Occorre fare una premessa su questo tema: i profitti vanno tassati - e a mio avviso più di quello che vien fatto oggi - sia perché tutti devono contribuire al finanziamento dei beni collettivi (motivazione di equità) sia perché i beni collettivi (pagati da tutti noi) sono strumentali per conseguire profitti elevati (motivazioni di efficienza). Un’impresa genera profitti maggiori se può accedere a infrastrutture e servizi pubblici migliori o se può contare su una forza lavoro più istruita e sana. Dov’è allora l’errore di questa misura del governo Meloni e dei suoi tanti supporter di sinistra? Il primo errore è nel concetto di extra-profitto che presuppone che vi sia un tasso di profitto definito come «giusto» dal Governo (!!). L’applicazione di questo concetto non solo è impossibile nella pratica - perché semplicemente non esiste una definizione sensata e misurabile di tale limite al profitto - ma, per coerenza, presuppone che vi sia anche un limite minimo al di sotto del quale il Governo (ovvero la collettività) dovrebbe intervenire con sussidi. Quando le banche - o altri agenti economici - fanno scarsi profitti o perdite per analogia dovremmo utilizzare «extra-sussidi». Il risultato sarebbe un ritorno all’URSS in salsa venezuelana.

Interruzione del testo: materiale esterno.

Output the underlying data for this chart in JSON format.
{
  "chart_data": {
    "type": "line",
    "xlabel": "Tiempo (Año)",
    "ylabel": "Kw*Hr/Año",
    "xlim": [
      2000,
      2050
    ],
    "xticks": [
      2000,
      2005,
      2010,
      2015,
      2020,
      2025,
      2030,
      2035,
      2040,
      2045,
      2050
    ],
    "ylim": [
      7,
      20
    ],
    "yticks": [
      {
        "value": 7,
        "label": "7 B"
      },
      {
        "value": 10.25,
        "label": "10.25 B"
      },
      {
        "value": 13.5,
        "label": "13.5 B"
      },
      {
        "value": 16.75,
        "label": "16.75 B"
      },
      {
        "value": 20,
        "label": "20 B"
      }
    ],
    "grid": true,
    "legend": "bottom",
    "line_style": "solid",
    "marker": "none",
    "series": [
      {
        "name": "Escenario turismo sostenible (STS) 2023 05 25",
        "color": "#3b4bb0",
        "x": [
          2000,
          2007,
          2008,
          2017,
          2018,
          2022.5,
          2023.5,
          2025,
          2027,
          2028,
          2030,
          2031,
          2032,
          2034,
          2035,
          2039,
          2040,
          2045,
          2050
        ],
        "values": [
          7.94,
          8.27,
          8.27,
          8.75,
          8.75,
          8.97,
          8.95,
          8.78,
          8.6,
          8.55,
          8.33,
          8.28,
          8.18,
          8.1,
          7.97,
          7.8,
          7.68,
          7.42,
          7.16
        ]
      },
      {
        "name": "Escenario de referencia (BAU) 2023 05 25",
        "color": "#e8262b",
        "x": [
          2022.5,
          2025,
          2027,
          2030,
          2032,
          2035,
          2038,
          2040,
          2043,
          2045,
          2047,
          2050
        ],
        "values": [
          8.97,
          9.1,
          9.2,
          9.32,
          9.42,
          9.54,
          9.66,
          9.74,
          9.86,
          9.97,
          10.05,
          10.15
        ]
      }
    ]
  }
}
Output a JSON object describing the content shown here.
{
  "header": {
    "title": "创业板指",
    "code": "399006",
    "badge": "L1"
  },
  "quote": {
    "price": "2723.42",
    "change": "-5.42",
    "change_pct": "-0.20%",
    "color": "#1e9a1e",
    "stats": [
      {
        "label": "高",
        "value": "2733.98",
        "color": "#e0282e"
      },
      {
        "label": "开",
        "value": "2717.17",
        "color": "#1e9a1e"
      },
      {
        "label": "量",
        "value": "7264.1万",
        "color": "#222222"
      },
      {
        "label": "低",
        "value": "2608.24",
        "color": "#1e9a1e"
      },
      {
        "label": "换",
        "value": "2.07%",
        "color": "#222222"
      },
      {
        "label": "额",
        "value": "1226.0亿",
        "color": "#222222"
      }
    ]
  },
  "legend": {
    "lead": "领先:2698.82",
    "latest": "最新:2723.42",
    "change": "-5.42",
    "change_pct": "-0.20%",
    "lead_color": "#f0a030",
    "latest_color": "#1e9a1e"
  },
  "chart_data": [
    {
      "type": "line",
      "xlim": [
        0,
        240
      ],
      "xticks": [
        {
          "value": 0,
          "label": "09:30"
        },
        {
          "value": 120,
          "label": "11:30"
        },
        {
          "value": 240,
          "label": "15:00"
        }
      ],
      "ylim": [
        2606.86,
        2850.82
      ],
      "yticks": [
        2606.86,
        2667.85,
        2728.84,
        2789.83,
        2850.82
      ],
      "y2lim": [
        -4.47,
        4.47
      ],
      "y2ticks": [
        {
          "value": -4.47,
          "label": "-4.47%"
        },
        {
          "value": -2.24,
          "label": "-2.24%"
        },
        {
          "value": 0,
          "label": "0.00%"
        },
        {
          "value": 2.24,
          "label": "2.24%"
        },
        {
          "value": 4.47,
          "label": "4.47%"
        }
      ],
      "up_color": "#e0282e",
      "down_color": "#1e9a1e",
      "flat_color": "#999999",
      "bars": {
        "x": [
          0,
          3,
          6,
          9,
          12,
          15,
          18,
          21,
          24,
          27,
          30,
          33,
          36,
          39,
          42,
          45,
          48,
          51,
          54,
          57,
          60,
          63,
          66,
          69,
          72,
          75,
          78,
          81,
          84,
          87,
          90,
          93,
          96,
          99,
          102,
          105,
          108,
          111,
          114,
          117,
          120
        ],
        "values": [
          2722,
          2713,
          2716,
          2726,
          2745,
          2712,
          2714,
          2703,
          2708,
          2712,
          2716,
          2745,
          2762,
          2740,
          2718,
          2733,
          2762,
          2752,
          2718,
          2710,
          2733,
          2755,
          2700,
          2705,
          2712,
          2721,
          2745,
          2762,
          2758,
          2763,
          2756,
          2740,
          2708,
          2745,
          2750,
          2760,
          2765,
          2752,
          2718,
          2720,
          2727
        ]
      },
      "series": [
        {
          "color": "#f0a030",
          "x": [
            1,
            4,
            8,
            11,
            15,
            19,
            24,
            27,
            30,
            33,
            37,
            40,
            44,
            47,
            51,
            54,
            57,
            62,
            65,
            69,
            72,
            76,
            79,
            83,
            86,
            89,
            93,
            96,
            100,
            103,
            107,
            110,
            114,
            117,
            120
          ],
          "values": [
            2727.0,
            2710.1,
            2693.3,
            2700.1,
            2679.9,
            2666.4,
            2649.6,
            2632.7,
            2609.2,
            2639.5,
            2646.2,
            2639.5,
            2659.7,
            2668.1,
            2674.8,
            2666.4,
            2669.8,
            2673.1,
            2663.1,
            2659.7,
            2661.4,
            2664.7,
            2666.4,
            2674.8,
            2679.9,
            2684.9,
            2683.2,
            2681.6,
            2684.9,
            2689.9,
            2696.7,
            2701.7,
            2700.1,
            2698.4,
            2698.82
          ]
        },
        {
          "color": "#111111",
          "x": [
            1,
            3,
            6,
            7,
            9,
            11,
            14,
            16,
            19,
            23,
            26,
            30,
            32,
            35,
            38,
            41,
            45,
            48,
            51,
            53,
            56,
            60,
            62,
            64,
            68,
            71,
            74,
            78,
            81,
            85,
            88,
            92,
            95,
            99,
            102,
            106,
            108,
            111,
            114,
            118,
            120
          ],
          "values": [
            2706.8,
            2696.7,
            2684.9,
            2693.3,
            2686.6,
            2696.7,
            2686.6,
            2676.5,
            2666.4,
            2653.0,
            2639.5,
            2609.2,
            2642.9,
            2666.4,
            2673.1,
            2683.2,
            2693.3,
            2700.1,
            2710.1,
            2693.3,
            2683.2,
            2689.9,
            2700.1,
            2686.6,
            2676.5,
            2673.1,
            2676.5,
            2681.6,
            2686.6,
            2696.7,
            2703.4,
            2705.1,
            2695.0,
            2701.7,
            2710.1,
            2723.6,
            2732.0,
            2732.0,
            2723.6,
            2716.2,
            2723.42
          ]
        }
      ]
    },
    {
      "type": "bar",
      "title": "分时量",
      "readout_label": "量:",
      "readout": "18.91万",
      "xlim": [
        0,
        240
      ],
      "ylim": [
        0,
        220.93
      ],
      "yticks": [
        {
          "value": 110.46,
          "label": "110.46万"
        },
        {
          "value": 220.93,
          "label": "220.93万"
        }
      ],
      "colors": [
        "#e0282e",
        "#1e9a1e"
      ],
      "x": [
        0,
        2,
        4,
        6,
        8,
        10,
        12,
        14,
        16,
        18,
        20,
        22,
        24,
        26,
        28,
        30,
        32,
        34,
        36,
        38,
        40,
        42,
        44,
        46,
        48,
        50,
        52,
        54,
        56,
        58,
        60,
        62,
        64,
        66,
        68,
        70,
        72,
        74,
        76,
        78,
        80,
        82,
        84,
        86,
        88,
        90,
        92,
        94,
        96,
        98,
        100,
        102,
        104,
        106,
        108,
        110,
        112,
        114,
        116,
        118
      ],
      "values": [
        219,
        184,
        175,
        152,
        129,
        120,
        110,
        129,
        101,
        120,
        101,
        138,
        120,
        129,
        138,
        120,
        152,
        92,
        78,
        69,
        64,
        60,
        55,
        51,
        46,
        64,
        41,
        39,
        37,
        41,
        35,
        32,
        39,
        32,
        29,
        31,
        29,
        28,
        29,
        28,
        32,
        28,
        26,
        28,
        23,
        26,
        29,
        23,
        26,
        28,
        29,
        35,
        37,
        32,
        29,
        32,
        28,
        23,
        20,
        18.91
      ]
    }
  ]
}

Il secondo problema è che misure di questo tipo sono predatorie in quanto definite in modo retroattivo; se fai molti profitti (magari perché sei stato bravo ed hai prodotto beni e servizi che piacciono ai consumatori e generano benefici per chi acquista) ti aspetterà una probabile tassa aggiuntiva ….questo rischio a sua volta darà incentivi perversi alla classe potenzialmente più produttiva del Paese e scoraggerà le attività economiche e il progresso di cui i profitti sono il motore (per inciso: questo è lo stesso ragionamento basato su incentivi/disincentivi utilizzato dal Governo per giustificare la scure sul reddito di cittadinanza!).
Il terzo problema è l’inefficacia di queste misure in settori come quello bancario (o energetico) che sono caratterizzati dalla presenza di grandi imprese con un forte potere di mercato. Come sottolineato dal collega Forges Davanzati in queste pagine, la «cura» ai profitti ritenuti elevati e ingiusti in questi settori (così come per taxi e farmacie) non è quella di utilizzare tasse extra - che verrebbero e verranno pagate comunque dai consumatori finali - ma di promuovere la concorrenza e usare politiche che già abbiamo (vedi l’Anti-trust) per sanzionare abusi di posizione dominante.
Una brutta pagina di politica economica del Paese. Il problemi che stiamo affrontando meritano un’azione di governo di ben altro livello che non sia sempre distorta da battaglie di consenso elettorale. È possibile avere misure basate più sulla ragione e meno sul sentimento?